Did Iran help plan the Hamas assault, as seems likely? If so, it will have to pay a heavy price.

 

Meanwhile, the Kremlin has used Hamas’s attack to push the idea that the West’s support of Ukraine in its struggle to free itself from Putin’s bloody invasion has diverted us from addressing Mideast issues. That isn’t true, and this is a not a zero-sum situation. We must respond to multiple crises all the time to protect American interests, one of which is protecting a close ally in the Mideast. As painful as the obligations of leadership can be for us, the world would be an even nastier place without it. Isolationism is always a temptation, but does an increasingly multipolar world look inviting?

 

As historian and journalist Anne Applebaum wrote this week in The Atlantic:

 

“The Russian invasion of Ukraine and Hamas’s surprise attack on Israeli civilians are both blatant rejections of that rules-based world order, and they herald something new. Both aggressors have deployed a sophisticated, militarized, modern form of terrorism, and they do not feel apologetic or embarrassed about this at all.’’

 

“{L}ike the equally outdated Pax Americana that accompanied the rules-based world order—the expectation that the U.S. plays some role in the resolution of every {major} conflict—we might miss the Geneva Conventions {which cover the rules of war} when they are gone. Open brutality has again become celebrated in international conflicts, and a long time may pass before anything else replaces it.’’
 

Oh yes, the Hamas outrage also reminds us that the more the world can get off the oil that subsidizes the Mideast regimes that support Hamas and Hezbollah the better.

 

 

Often Satisfying, Despite the Aggravations

I’ve been on the board of a bunch of nonprofits over the years, including a couple of libraries, a disease-fighting organization and a couple of media-and education-related charities. They were mostly underfunded, and their ability to survive problematic.

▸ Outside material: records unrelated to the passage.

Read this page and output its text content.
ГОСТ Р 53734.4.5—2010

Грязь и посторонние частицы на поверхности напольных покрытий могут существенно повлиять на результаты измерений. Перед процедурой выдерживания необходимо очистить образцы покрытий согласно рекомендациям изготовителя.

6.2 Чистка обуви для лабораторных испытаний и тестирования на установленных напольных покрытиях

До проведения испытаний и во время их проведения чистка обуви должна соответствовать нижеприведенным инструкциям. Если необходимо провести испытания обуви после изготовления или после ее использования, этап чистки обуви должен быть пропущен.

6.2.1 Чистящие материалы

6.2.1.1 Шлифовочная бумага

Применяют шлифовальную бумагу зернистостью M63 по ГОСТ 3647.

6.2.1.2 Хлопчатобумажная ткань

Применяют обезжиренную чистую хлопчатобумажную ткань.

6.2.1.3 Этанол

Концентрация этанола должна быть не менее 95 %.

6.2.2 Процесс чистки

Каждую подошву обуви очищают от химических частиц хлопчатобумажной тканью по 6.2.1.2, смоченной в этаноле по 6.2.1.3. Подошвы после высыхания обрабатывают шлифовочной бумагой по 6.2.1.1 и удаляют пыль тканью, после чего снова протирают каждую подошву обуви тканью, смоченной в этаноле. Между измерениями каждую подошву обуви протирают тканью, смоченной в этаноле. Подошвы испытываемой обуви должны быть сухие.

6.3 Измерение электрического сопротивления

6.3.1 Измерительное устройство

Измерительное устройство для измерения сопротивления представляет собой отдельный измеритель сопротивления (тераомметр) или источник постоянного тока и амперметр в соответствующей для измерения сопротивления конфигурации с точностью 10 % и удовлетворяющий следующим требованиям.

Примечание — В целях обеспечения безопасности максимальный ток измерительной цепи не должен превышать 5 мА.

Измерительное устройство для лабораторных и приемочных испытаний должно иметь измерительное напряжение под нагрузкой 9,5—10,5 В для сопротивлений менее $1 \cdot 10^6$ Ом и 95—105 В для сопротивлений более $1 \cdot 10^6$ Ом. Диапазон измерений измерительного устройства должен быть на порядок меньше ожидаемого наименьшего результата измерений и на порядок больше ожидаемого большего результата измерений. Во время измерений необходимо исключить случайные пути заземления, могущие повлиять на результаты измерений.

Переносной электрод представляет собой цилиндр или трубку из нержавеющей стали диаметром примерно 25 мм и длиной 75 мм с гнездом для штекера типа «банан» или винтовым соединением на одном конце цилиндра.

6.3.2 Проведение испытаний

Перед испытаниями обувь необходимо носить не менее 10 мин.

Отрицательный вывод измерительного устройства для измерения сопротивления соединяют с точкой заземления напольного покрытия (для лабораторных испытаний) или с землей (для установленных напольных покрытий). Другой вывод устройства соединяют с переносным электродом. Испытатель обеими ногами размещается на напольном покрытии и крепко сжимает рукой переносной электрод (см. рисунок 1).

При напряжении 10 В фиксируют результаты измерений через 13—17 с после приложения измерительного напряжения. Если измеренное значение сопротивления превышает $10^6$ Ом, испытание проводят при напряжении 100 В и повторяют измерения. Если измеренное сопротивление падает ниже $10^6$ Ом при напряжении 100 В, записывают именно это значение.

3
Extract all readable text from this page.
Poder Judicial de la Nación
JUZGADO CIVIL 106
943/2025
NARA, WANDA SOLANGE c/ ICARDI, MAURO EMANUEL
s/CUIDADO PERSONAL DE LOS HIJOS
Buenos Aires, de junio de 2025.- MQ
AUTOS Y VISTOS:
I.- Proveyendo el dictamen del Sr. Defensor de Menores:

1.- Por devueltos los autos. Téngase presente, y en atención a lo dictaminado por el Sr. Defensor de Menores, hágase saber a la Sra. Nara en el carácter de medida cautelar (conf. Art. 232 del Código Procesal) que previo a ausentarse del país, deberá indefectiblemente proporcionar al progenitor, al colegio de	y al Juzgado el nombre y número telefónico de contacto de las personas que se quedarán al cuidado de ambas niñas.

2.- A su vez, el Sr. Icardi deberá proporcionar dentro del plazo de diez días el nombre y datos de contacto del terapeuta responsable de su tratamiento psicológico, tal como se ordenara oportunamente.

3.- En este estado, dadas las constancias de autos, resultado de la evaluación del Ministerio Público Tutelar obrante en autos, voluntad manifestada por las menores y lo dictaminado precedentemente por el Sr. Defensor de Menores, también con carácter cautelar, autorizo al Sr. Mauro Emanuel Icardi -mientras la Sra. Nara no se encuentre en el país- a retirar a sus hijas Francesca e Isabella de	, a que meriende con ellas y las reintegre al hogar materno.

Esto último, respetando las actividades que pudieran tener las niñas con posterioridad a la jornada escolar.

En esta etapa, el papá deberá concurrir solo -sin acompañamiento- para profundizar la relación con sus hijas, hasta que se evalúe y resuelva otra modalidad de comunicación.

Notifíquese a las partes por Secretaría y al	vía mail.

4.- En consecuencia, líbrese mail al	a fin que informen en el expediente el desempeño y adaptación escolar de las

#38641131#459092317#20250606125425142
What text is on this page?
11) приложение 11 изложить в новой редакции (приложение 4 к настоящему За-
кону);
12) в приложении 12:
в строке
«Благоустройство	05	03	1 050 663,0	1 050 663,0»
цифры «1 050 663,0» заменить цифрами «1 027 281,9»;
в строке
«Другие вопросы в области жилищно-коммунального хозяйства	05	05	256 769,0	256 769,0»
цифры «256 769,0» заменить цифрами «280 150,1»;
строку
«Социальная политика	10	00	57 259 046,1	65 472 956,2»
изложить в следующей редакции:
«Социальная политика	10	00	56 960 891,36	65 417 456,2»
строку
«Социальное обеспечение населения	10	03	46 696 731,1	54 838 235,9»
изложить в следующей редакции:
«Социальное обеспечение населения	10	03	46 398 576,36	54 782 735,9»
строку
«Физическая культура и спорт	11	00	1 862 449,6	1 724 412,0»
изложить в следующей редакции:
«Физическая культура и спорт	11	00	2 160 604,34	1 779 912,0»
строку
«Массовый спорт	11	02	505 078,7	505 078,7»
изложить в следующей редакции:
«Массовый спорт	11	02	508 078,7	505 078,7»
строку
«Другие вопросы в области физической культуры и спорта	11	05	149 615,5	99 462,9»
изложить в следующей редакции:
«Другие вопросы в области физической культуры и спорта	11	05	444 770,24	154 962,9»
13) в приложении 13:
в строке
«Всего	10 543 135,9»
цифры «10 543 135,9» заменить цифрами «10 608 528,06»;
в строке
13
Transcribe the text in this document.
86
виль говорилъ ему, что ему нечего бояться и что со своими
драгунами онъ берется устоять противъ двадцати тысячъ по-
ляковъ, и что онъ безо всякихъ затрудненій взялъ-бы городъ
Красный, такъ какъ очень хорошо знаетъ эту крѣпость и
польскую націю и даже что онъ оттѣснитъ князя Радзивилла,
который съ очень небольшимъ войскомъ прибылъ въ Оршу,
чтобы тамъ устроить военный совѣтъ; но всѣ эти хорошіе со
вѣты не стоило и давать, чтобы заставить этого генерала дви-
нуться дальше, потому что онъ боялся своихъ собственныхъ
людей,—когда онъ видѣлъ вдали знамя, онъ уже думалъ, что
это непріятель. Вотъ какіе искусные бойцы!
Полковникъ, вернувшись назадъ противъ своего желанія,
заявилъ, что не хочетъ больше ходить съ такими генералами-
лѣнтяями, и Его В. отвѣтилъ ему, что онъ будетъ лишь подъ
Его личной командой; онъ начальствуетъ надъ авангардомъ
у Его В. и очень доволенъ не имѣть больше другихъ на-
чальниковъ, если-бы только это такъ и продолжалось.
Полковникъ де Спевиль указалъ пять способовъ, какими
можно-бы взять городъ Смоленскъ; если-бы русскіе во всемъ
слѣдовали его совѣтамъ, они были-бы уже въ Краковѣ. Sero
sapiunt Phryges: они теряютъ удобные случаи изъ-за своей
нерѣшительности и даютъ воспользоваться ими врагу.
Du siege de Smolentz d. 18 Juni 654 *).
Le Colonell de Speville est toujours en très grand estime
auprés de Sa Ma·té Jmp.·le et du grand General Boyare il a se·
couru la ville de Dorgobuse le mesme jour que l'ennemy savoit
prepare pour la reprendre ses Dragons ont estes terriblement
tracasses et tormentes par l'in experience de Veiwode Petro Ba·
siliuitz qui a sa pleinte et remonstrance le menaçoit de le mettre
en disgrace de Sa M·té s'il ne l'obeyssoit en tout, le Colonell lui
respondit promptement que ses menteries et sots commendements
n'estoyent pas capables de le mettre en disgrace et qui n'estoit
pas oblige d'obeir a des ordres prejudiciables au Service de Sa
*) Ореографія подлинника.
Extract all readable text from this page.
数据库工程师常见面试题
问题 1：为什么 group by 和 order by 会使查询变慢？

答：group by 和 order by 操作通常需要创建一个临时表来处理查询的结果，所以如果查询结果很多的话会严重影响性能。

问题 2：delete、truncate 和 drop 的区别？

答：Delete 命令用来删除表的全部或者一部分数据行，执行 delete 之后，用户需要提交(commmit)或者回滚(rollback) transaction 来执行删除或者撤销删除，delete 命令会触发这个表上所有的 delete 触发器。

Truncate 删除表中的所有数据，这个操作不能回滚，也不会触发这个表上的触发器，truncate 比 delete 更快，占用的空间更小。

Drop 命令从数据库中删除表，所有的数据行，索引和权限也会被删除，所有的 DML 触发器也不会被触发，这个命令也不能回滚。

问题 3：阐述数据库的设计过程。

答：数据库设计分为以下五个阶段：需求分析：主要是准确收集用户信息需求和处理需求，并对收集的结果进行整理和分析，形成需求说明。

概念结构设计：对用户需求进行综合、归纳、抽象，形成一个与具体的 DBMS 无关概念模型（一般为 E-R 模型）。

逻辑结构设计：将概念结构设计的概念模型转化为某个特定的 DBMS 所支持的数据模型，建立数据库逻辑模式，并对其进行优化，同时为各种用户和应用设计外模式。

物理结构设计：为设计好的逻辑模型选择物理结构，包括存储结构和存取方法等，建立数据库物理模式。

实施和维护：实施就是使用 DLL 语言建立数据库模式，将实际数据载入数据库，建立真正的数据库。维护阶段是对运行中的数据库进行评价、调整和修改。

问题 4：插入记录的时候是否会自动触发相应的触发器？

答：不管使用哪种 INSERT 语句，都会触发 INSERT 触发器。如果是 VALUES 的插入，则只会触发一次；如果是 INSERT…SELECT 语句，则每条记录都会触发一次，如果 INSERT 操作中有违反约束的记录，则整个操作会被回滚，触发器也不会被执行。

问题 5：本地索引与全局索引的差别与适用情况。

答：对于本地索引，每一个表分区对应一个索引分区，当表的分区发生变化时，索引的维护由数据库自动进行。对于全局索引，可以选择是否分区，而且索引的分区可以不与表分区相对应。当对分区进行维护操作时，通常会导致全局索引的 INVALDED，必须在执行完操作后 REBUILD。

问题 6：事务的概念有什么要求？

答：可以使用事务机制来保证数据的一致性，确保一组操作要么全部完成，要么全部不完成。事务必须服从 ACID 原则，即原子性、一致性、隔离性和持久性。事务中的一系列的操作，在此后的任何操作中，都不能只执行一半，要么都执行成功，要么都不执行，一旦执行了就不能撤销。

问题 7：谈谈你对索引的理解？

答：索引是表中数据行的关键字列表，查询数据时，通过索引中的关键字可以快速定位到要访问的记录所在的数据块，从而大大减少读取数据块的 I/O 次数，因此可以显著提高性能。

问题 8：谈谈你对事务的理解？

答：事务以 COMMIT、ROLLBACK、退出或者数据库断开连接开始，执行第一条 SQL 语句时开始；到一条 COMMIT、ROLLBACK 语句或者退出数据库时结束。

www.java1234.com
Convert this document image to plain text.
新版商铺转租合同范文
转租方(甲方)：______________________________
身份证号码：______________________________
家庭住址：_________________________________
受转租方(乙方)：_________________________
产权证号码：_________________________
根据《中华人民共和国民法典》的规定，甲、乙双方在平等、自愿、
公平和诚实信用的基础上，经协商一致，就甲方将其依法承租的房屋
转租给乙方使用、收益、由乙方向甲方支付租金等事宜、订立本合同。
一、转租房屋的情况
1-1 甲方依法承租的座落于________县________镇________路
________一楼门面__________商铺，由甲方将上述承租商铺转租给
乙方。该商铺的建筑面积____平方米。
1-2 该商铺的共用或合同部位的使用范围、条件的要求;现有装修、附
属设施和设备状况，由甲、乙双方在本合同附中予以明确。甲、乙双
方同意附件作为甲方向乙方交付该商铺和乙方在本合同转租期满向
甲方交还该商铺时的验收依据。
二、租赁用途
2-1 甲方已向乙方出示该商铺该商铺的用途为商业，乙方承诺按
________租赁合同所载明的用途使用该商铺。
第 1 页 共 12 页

They sometimes recall the silent-film series “The Perils of Pauline.’’ And as often seems the case in many organizations, a small percentage of board members do most of the work, which mostly involves oversight of salaried management and doing direct fundraising, which is usually no fun.

 

So it can be frustrating. Still, I’ve found that people serving on nonprofit boards are among the best and most interesting people I’ve ever met.